Who are these goobers talking about? They singled out a poor, hypothetical schmoe who's making $12,000 a year and is in the lowest tax bracket. This person, the editors complained, "pays a little less than four percent of income in taxes." The editors dubbed such people "lucky duckies."
Yoo-hooooooo. Earth to you aliens at the Journal. Trying to eke out a living on pay of $12,000 a year is the exact opposite of "lucky." It's poverty -- and it ought not be taxed at all.
Plus, when they talk about who pays the most taxes, they're referring only to federal income taxes, leaving out the thoroughly regressive burdens of our payroll taxes, state and local taxes, sales taxes, gasoline taxes, fees, and a host of other assessments. Add these in, and us slobs at the bottom are paying the same rates or higher than the swells at the top.
For example, state and local governments sock the poor with taxes that total more than 11% of their paltry income. But they let the rich skate by with half as much.
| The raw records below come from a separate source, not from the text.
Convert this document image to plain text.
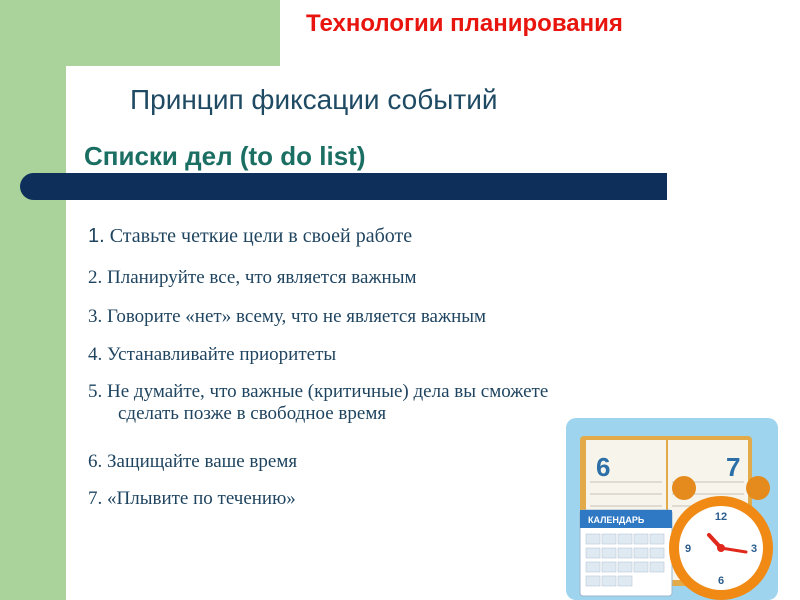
Технологии планирования
Принцип фиксации событий
Списки дел (to do list)
1. Ставьте четкие цели в своей работе
2. Планируйте все, что является важным
3. Говорите «нет» всему, что не является важным
4. Устанавливайте приоритеты
5. Не думайте, что важные (критичные) дела вы сможете
сделать позже в свободное время
6. Защищайте ваше время
7. «Плывите по течению»
6	7
КАЛЕНДАРЬ	12
3
6
9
If the Journal editors ever want to visit Earth, we'd be happy to show them around our neighborhood.
Tax Scams
George W. is pushing his latest tax giveaway to the superrich as an "economic stimulus."
Well, I'd be "stimulated," too, if I were going to get $16,000 out of the deal. That's how much Bush himself would gain. Or how about Dick Cheney, who'd get $104,000 under this scam?
Meanwhile, there's an even richer group that's lined up to get more special tax giveaways from George: corporations. Talk about your tax dodgers! Corporations already enjoy more government subsidies and benefits than people do, yet they pay the least in taxes. Forget the basic corporate tax rate of 35%, these outfits have hordes of lobbyists, lawyers, and accountants to "Enron the system," creating loopholes and tax gimmicks that whittle their formal tax log down to a toothpick ... or less.
For example, there's the scandalous (but still legal) tax dodge known as the Bermuda Loophole. It lets corporate sharpies pretend to be headquartered offshore, even though they're physically right here in the USA. Bottom line is that they can use Bermuda to escape paying their taxes to the Red, White, and Blue!
Here's my thought on this scam. I say that all CEOs playing the anti-American Bermuda card have to wear Bermuda shorts everywhere they go, so we regular taxpayers can know who they are, grab 'em on the streets, and give them noogies.
Speaking of corporate moochers, guess who's one of the slickest? John Snow! Yes, Bush's new treasury secretary, the guy who's now in charge of our nation's tax policy. Snow headed CSX Corporation and leaped through so many loopholes that in three of the past four years, CSX paid zero in federal income taxes, even though it had banked nearly a billion dollars in profit. Even trickier, CSX got $164 million in tax rebates during those years.